Dans le même temps, la proportion des grandes et moyennes entreprises (employant 200 salariés ou plus) offrant une couverture complète des soins de santé a continué de baisser, passant de 74% en 1980 à moins de 10% aujourd’hui. Il y a vingt-cinq ans, les deux tiers de ces entreprises procuraient également une assurance santé à leurs retraités. Aujourd’hui, elles sont moins de 15% à le faire.
Le risque de ne pas toucher de retraite s’est également accru. En 1980, plus de 80% des grandes et moyennes entreprises octroyaient à leurs salariés des retraites dont le montant mensuel était garanti. Ce chiffre est aujourd’hui inférieur à 10%. Au lieu de quoi, elles proposent des plans de retraite à « cotisations garanties » où le risque est pris par les salariés. Lorsque la bourse sombre, comme en 2008, les plans de retraites sombrent avec elle.
Et le risque d’une perte de revenu ne cesse de s’accroître. Même avant le krach de 2008, le Panel Study of Income Dynamics de l’Université du Michigan a constaté que, sur une période de deux ans, environ la moitié des familles ont subi une baisse de leurs revenus. Il observe également que ces baisses sont devenues progressivement plus importantes.
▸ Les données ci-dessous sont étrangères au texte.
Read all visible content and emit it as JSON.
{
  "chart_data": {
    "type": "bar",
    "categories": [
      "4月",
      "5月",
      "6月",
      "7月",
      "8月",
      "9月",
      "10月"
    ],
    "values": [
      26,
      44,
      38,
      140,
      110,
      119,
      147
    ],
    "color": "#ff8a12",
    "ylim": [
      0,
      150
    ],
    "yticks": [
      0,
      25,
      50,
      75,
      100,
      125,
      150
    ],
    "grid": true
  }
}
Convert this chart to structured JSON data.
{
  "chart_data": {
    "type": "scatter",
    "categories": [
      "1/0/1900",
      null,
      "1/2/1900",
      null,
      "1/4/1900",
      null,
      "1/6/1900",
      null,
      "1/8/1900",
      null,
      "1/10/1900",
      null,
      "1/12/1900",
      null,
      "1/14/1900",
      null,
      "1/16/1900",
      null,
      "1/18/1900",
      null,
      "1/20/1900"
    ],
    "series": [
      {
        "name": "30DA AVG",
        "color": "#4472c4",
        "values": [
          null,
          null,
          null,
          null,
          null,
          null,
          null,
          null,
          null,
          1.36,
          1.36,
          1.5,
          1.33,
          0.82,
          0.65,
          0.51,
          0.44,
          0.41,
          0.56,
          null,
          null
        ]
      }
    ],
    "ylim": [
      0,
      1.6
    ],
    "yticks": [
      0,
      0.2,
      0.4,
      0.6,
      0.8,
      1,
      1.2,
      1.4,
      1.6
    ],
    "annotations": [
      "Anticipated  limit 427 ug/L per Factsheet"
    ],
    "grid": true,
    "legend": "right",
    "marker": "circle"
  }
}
Dans les années 1970, la perte moyenne de revenu était d’environ 25%. A la fin des années 1990, elle était de 40%. Au milieu des années 2000, les revenus des familles, variaient en moyenne deux fois plus que durant les années 1970.
Ce que Romney et les pom pom girls de la libre entreprise ne veulent pas que vous sachiez, c’est que les risques liés à l’activité économique se sont progressivement éloignés des PDG et de Wall Street pour retomber sur les salariés moyens. Ce ne sont pas seulement les revenus et la richesse qui se sont fortement accrus au sommet. La sécurité économique s’est renforcée là aussi, laissant sur le sable le reste d’entre nous.
S’il s’agit de faire le procès de la libre entreprise, la véritable question est de savoir si le système est truqué en faveur de ceux qui sont au sommet, et sont récompensés quelques soient leurs échecs, tandis que le reste d’entre nous se fait avoir, même en travaillant dur.
Le jury rendra son verdict le jour des élections. D’ici là, Obama et les démocrates ne devraient pas permettre à Romney et aux républicains de se présenter en défenseurs de la prise de risque et de la libre entreprise. Les Américains doivent connaître la vérité. La seule façon pour que l’économie prospère, c’est qu’il y ait une plus grande prise de risque au sommet, et une plus grande sécurité économique pour ceux qui sont situés en bas.